"Çünkü" ile başlayan cümleler kurmak çok sıkıcı, benim nedenlerim yok yaptığım eylemler için. Her şeyi oldu bitti'ye getiriyorum. Sonradan neden uydurabilirim ama Spinoza konusunda o kadar anlayışlı değilim.
Ahmet Hamdi Tanpınar benim edebi anlamda babam sayılır. O yüzden ben de zamanın ne içindeyim ne de büsbütün dışında. Ama işte buraya kadar her şeyde bana yol gösteren Ahmet Hamdi keşke nerde olduğumu da söyleseydi. Sanırım tek kurtuluş yolum kendime bir "mübarek" almak.

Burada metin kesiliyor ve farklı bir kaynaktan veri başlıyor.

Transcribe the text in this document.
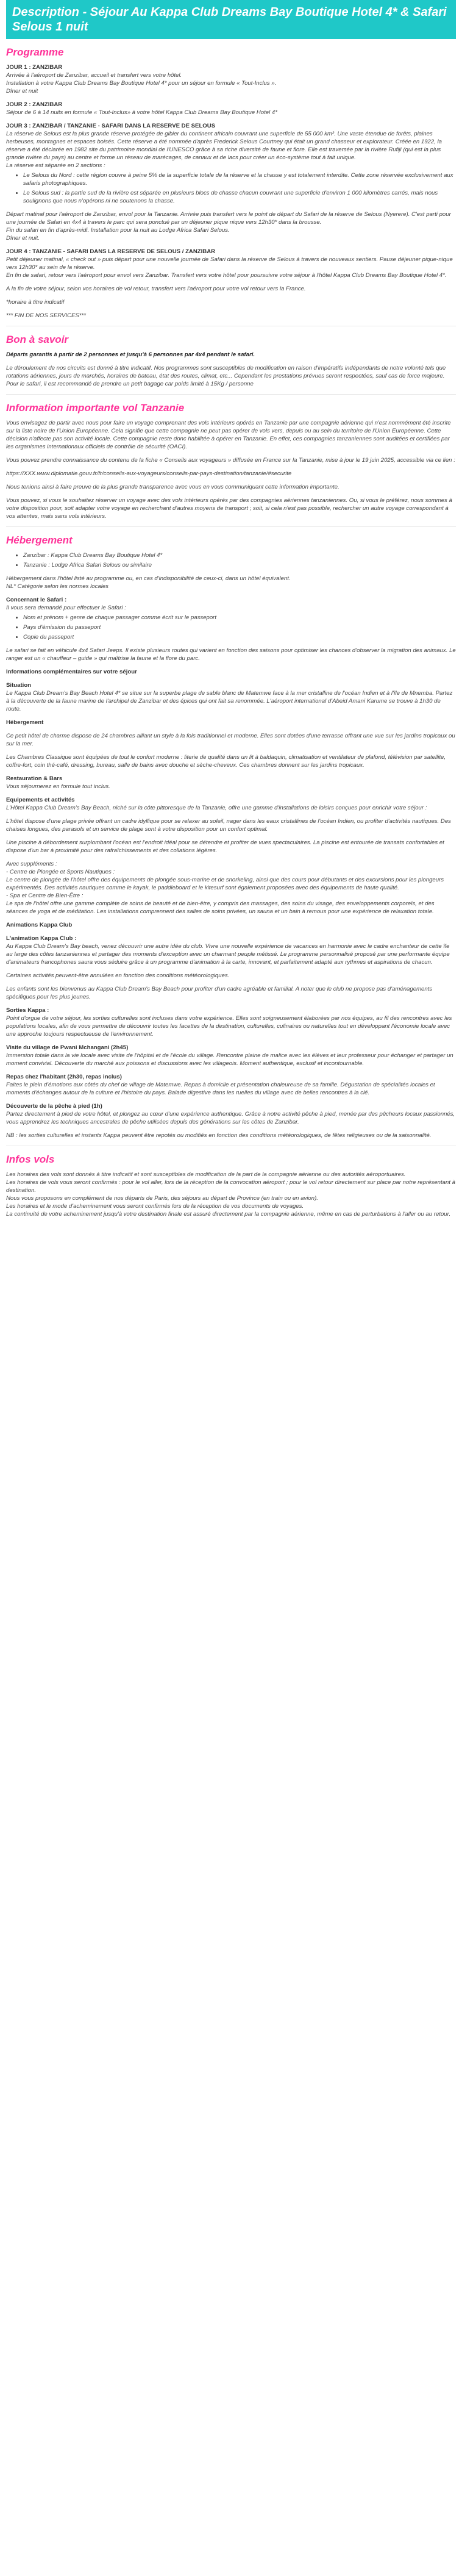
Description - Séjour Au Kappa Club Dreams Bay Boutique Hotel 4* & Safari Selous 1 nuit
Programme

JOUR 1 : ZANZIBAR
Arrivée à l'aéroport de Zanzibar, accueil et transfert vers votre hôtel.
Installation à votre Kappa Club Dreams Bay Boutique Hotel 4* pour un séjour en formule « Tout-Inclus ».
Dîner et nuit

JOUR 2 : ZANZIBAR
Séjour de 6 à 14 nuits en formule « Tout-Inclus» à votre hôtel Kappa Club Dreams Bay Boutique Hotel 4*

JOUR 3 : ZANZIBAR / TANZANIE - SAFARI DANS LA RESERVE DE SELOUS
La réserve de Selous est la plus grande réserve protégée de gibier du continent africain couvrant une superficie de 55 000 km². Une vaste étendue de forêts, plaines herbeuses, montagnes et espaces boisés. Cette réserve a été nommée d'après Frederick Selous Courtney qui était un grand chasseur et explorateur. Créée en 1922, la réserve a été déclarée en 1982 site du patrimoine mondial de l'UNESCO grâce à sa riche diversité de faune et flore. Elle est traversée par la rivière Rufiji (qui est la plus grande rivière du pays) au centre et forme un réseau de marécages, de canaux et de lacs pour créer un éco-système tout à fait unique.
La réserve est séparée en 2 sections :

• Le Selous du Nord : cette région couvre à peine 5% de la superficie totale de la réserve et la chasse y est totalement interdite. Cette zone réservée exclusivement aux safaris photographiques.
• Le Selous sud : la partie sud de la rivière est séparée en plusieurs blocs de chasse chacun couvrant une superficie d'environ 1 000 kilomètres carrés, mais nous soulignons que nous n'opérons ni ne soutenons la chasse.

Départ matinal pour l'aéroport de Zanzibar, envol pour la Tanzanie. Arrivée puis transfert vers le point de départ du Safari de la réserve de Selous (Nyerere). C'est parti pour une journée de Safari en 4x4 à travers le parc qui sera ponctué par un déjeuner pique nique vers 12h30* dans la brousse.
Fin du safari en fin d'après-midi. Installation pour la nuit au Lodge Africa Safari Selous.
Dîner et nuit.

JOUR 4 : TANZANIE - SAFARI DANS LA RESERVE DE SELOUS / ZANZIBAR
Petit déjeuner matinal, « check out » puis départ pour une nouvelle journée de Safari dans la réserve de Selous à travers de nouveaux sentiers. Pause déjeuner pique-nique vers 12h30* au sein de la réserve.
En fin de safari, retour vers l'aéroport pour envol vers Zanzibar. Transfert vers votre hôtel pour poursuivre votre séjour à l'hôtel Kappa Club Dreams Bay Boutique Hotel 4*.

A la fin de votre séjour, selon vos horaires de vol retour, transfert vers l'aéroport pour votre vol retour vers la France.

*horaire à titre indicatif

*** FIN DE NOS SERVICES***

Bon à savoir

Départs garantis à partir de 2 personnes et jusqu'à 6 personnes par 4x4 pendant le safari.

Le déroulement de nos circuits est donné à titre indicatif. Nos programmes sont susceptibles de modification en raison d'impératifs indépendants de notre volonté tels que rotations aériennes, jours de marchés, horaires de bateau, état des routes, climat, etc... Cependant les prestations prévues seront respectées, sauf cas de force majeure.
Pour le safari, il est recommandé de prendre un petit bagage car poids limité à 15Kg / personne

Information importante vol Tanzanie

Vous envisagez de partir avec nous pour faire un voyage comprenant des vols intérieurs opérés en Tanzanie par une compagnie aérienne qui n'est nommément été inscrite sur la liste noire de l'Union Européenne. Cela signifie que cette compagnie ne peut pas opérer de vols vers, depuis ou au sein du territoire de l'Union Européenne. Cette décision n'affecte pas son activité locale. Cette compagnie reste donc habilitée à opérer en Tanzanie. En effet, ces compagnies tanzaniennes sont auditées et certifiées par les organismes internationaux officiels de contrôle de sécurité (OACI).

Vous pouvez prendre connaissance du contenu de la fiche « Conseils aux voyageurs » diffusée en France sur la Tanzanie, mise à jour le 19 juin 2025, accessible via ce lien :

https://XXX.www.diplomatie.gouv.fr/fr/conseils-aux-voyageurs/conseils-par-pays-destination/tanzanie/#securite

Nous tenions ainsi à faire preuve de la plus grande transparence avec vous en vous communiquant cette information importante.

Vous pouvez, si vous le souhaitez réserver un voyage avec des vols intérieurs opérés par des compagnies aériennes tanzaniennes. Ou, si vous le préférez, nous sommes à votre disposition pour, soit adapter votre voyage en recherchant d'autres moyens de transport ; soit, si cela n'est pas possible, rechercher un autre voyage correspondant à vos attentes, mais sans vols intérieurs.

Hébergement
• Zanzibar : Kappa Club Dreams Bay Boutique Hotel 4*
• Tanzanie : Lodge Africa Safari Selous ou similaire

Hébergement dans l'hôtel listé au programme ou, en cas d'indisponibilité de ceux-ci, dans un hôtel équivalent.
NL* Catégorie selon les normes locales

Concernant le Safari :
Il vous sera demandé pour effectuer le Safari :

• Nom et prénom + genre de chaque passager comme écrit sur le passeport
• Pays d'émission du passeport
• Copie du passeport

Le safari se fait en véhicule 4x4 Safari Jeeps. Il existe plusieurs routes qui varient en fonction des saisons pour optimiser les chances d'observer la migration des animaux. Le ranger est un « chauffeur – guide » qui maîtrise la faune et la flore du parc.

Informations complémentaires sur votre séjour

Situation
Le Kappa Club Dream's Bay Beach Hotel 4* se situe sur la superbe plage de sable blanc de Matemwe face à la mer cristalline de l'océan Indien et à l'île de Mnemba. Partez à la découverte de la faune marine de l'archipel de Zanzibar et des épices qui ont fait sa renommée. L'aéroport international d'Abeid Amani Karume se trouve à 1h30 de route.

Hébergement

Ce petit hôtel de charme dispose de 24 chambres alliant un style à la fois traditionnel et moderne. Elles sont dotées d'une terrasse offrant une vue sur les jardins tropicaux ou sur la mer.

Les Chambres Classique sont équipées de tout le confort moderne : literie de qualité dans un lit à baldaquin, climatisation et ventilateur de plafond, télévision par satellite, coffre-fort, coin thé-café, dressing, bureau, salle de bains avec douche et sèche-cheveux. Ces chambres donnent sur les jardins tropicaux.

Restauration & Bars
Vous séjournerez en formule tout inclus.

Equipements et activités
L'Hôtel Kappa Club Dream's Bay Beach, niché sur la côte pittoresque de la Tanzanie, offre une gamme d'installations de loisirs conçues pour enrichir votre séjour :

L'hôtel dispose d'une plage privée offrant un cadre idyllique pour se relaxer au soleil, nager dans les eaux cristallines de l'océan Indien, ou profiter d'activités nautiques. Des chaises longues, des parasols et un service de plage sont à votre disposition pour un confort optimal.

Une piscine à débordement surplombant l'océan est l'endroit idéal pour se détendre et profiter de vues spectaculaires. La piscine est entourée de transats confortables et dispose d'un bar à proximité pour des rafraîchissements et des collations légères.

Avec suppléments :
- Centre de Plongée et Sports Nautiques :
Le centre de plongée de l'hôtel offre des équipements de plongée sous-marine et de snorkeling, ainsi que des cours pour débutants et des excursions pour les plongeurs expérimentés. Des activités nautiques comme le kayak, le paddleboard et le kitesurf sont également proposées avec des équipements de haute qualité.
- Spa et Centre de Bien-Être :
Le spa de l'hôtel offre une gamme complète de soins de beauté et de bien-être, y compris des massages, des soins du visage, des enveloppements corporels, et des séances de yoga et de méditation. Les installations comprennent des salles de soins privées, un sauna et un bain à remous pour une expérience de relaxation totale.

Animations Kappa Club

L'animation Kappa Club :
Au Kappa Club Dream's Bay beach, venez découvrir une autre idée du club. Vivre une nouvelle expérience de vacances en harmonie avec le cadre enchanteur de cette île au large des côtes tanzaniennes et partager des moments d'exception avec un charmant peuple métissé. Le programme personnalisé proposé par une performante équipe d'animateurs francophones saura vous séduire grâce à un programme d'animation à la carte, innovant, et parfaitement adapté aux rythmes et aspirations de chacun.

Certaines activités peuvent-être annulées en fonction des conditions météorologiques.

Les enfants sont les bienvenus au Kappa Club Dream's Bay Beach pour profiter d'un cadre agréable et familial. A noter que le club ne propose pas d'aménagements spécifiques pour les plus jeunes.

Sorties Kappa :
Point d'orgue de votre séjour, les sorties culturelles sont incluses dans votre expérience. Elles sont soigneusement élaborées par nos équipes, au fil des rencontres avec les populations locales, afin de vous permettre de découvrir toutes les facettes de la destination, culturelles, culinaires ou naturelles tout en développant l'économie locale avec une approche toujours respectueuse de l'environnement.

Visite du village de Pwani Mchangani (2h45)
Immersion totale dans la vie locale avec visite de l'hôpital et de l'école du village. Rencontre plaine de malice avec les élèves et leur professeur pour échanger et partager un moment convivial. Découverte du marché aux poissons et discussions avec les villageois. Moment authentique, exclusif et incontournable.

Repas chez l'habitant (2h30, repas inclus)
Faites le plein d'émotions aux côtés du chef de village de Matemwe. Repas à domicile et présentation chaleureuse de sa famille. Dégustation de spécialités locales et moments d'échanges autour de la culture et l'histoire du pays. Balade digestive dans les ruelles du village avec de belles rencontres à la clé.

Découverte de la pêche à pied (1h)
Partez directement à pied de votre hôtel, et plongez au cœur d'une expérience authentique. Grâce à notre activité pêche à pied, menée par des pêcheurs locaux passionnés, vous apprendrez les techniques ancestrales de pêche utilisées depuis des générations sur les côtes de Zanzibar.

NB : les sorties culturelles et instants Kappa peuvent être repotés ou modifiés en fonction des conditions météorologiques, de fêtes religieuses ou de la saisonnalité.

Infos vols

Les horaires des vols sont donnés à titre indicatif et sont susceptibles de modification de la part de la compagnie aérienne ou des autorités aéroportuaires.
Les horaires de vols vous seront confirmés : pour le vol aller, lors de la réception de la convocation aéroport ; pour le vol retour directement sur place par notre représentant à destination.
Nous vous proposons en complément de nos départs de Paris, des séjours au départ de Province (en train ou en avion).
Les horaires et le mode d'acheminement vous seront confirmés lors de la réception de vos documents de voyages.
La continuité de votre acheminement jusqu'à votre destination finale est assuré directement par la compagnie aérienne, même en cas de perturbations à l'aller ou au retour.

Önümde seçenekler büyüdükçe büyüyor. Ya Dostoyevski'yi dinleyip kendime bir balta alacağım ya Henry David Thoreau'ya inanıp sahip olduğum her şeyden kurtulup yabana koşacağım -Christopher McCandless kadar dayanma ihtimalim yok- ya Werner Herzog'a özenip uzun bir yürüyüşe çıkacağım ya da her zaman yaptığım gibi Franz Kafka'nın sözüne güvenip akbabanın bacaklarımı yemesine ses çıkarmayacağım.